Volunteering provides a wonderful way to stay connected with my larger community. I started volunteering when I was in my twenties and over the years it has grown into a true passion, so much so that I coined the motto, “I am Restless to Serve”. Two organizations to which I’m committed are Bridge Disability Ministries and Solid Ground.
Bridge Disability Ministries is a non-profit based in Washington that is classified as a provider of essential services and their work has continued during the pandemic. In fact, it’s more critical now than ever. I stay in contact with their staff, other volunteers and the board via Zoom. Besides regular business, we also enjoy small talk and checking on each other which helps reduce the sense of isolation. I helped organize their annual fundraiser held in September which kept me busy and connected. I am also involved in a project where volunteers prepare and deliver care packages to our clients, many of whom reside in care facilities and are experiencing increased isolation due to pandemic related restrictions. Making phone calls to these volunteers allows me to engage with my community.
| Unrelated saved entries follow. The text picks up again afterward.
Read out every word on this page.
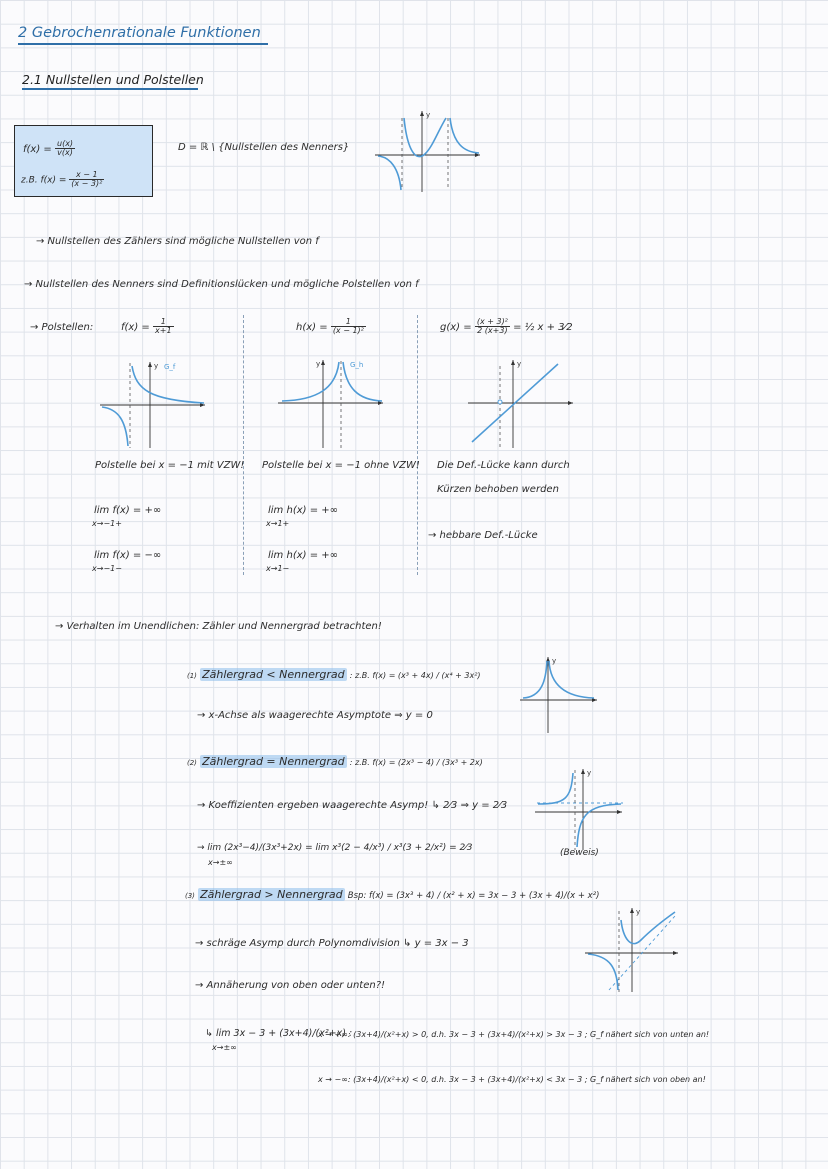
2 Gebrochenrationale Funktionen
2.1 Nullstellen und Polstellen
$f(x) = \frac{u(x)}{v(x)}$
z.B. $f(x) = \frac{x - 1}{\text{(x − 3)²}}$
D = ℝ \ {Nullstellen des Nenners}
y
→ Nullstellen des Zählers sind mögliche Nullstellen von f
→ Nullstellen des Nenners sind Definitionslücken und mögliche Polstellen von f
→ Polstellen:	$f(x) = \frac{1}{x+1}$
y G_f
$h(x) = \frac{1}{\text{(x − 1)²}}$
y	G_h
$g(x) = \frac{\text{(x + 3)²}}{2 (x+3)}$ = ½ x + 3⁄2
y
Polstelle bei x = −1 mit VZW! Polstelle bei x = −1 ohne VZW! Die Def.-Lücke kann durch
Kürzen behoben werden
→ hebbare Def.-Lücke
lim f(x) = +∞
x→−1+
lim f(x) = −∞
x→−1−
lim h(x) = +∞
x→1+
lim h(x) = +∞
x→1−
→ Verhalten im Unendlichen: Zähler und Nennergrad betrachten!
(1) Zählergrad < Nennergrad : z.B. f(x) = (x³ + 4x) / (x⁴ + 3x²)
→ x-Achse als waagerechte Asymptote ⇒ y = 0
y
(2) Zählergrad = Nennergrad : z.B. f(x) = (2x³ − 4) / (3x³ + 2x)
→ Koeffizienten ergeben waagerechte Asymp! ↳ 2⁄3 ⇒ y = 2⁄3
→ lim (2x³−4)/(3x³+2x) = lim x³(2 − 4/x³) / x³(3 + 2/x²) = 2⁄3
x→±∞
(Beweis)
y
(3) Zählergrad > Nennergrad Bsp: f(x) = (3x³ + 4) / (x² + x) = 3x − 3 + (3x + 4)/(x + x²)
→ schräge Asymp durch Polynomdivision ↳ y = 3x − 3
→ Annäherung von oben oder unten?!
y
↳ lim 3x − 3 + (3x+4)/(x²+x) :
x→±∞
x → +∞: (3x+4)/(x²+x) > 0, d.h. 3x − 3 + (3x+4)/(x²+x) > 3x − 3 ; G_f nähert sich von unten an!
x → −∞: (3x+4)/(x²+x) < 0, d.h. 3x − 3 + (3x+4)/(x²+x) < 3x − 3 ; G_f nähert sich von oben an!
Solid Ground, is one of the largest senior volunteer networks in the nation. As an RSVP Ambassador (Retired and Senior Volunteer Program) I’ve had to modify how I work with them during the pandemic by trading in-person opportunities with Zoom meetings and emails between volunteers and staff. Regular updates on Solid Ground’s activities keeps me inspired and helps me grow my volunteering network. The interactions I’ve had with the exceptional people at these organizations have been energizing and meaningful in the midst of an otherwise isolating time.
I am thankful I’ve found ways to stay connected with others during these strange times which would be impossible without my family and my various communities. I am deeply satisfied with how I’m staying involved and engaged. Inevitably, I ask myself what I can do better and how long I can keep doing it. Trying to find answers to these questions is not easy and I tell myself to keep going as long as I can. I remind myself that the journey from 1945 to 2020 has been long and arduous, but not impossible because I’m still here. I’m certain I’m not alone in this sentiment and am sure many other polio survivors have experiences like mine—and that’s why we’re still here.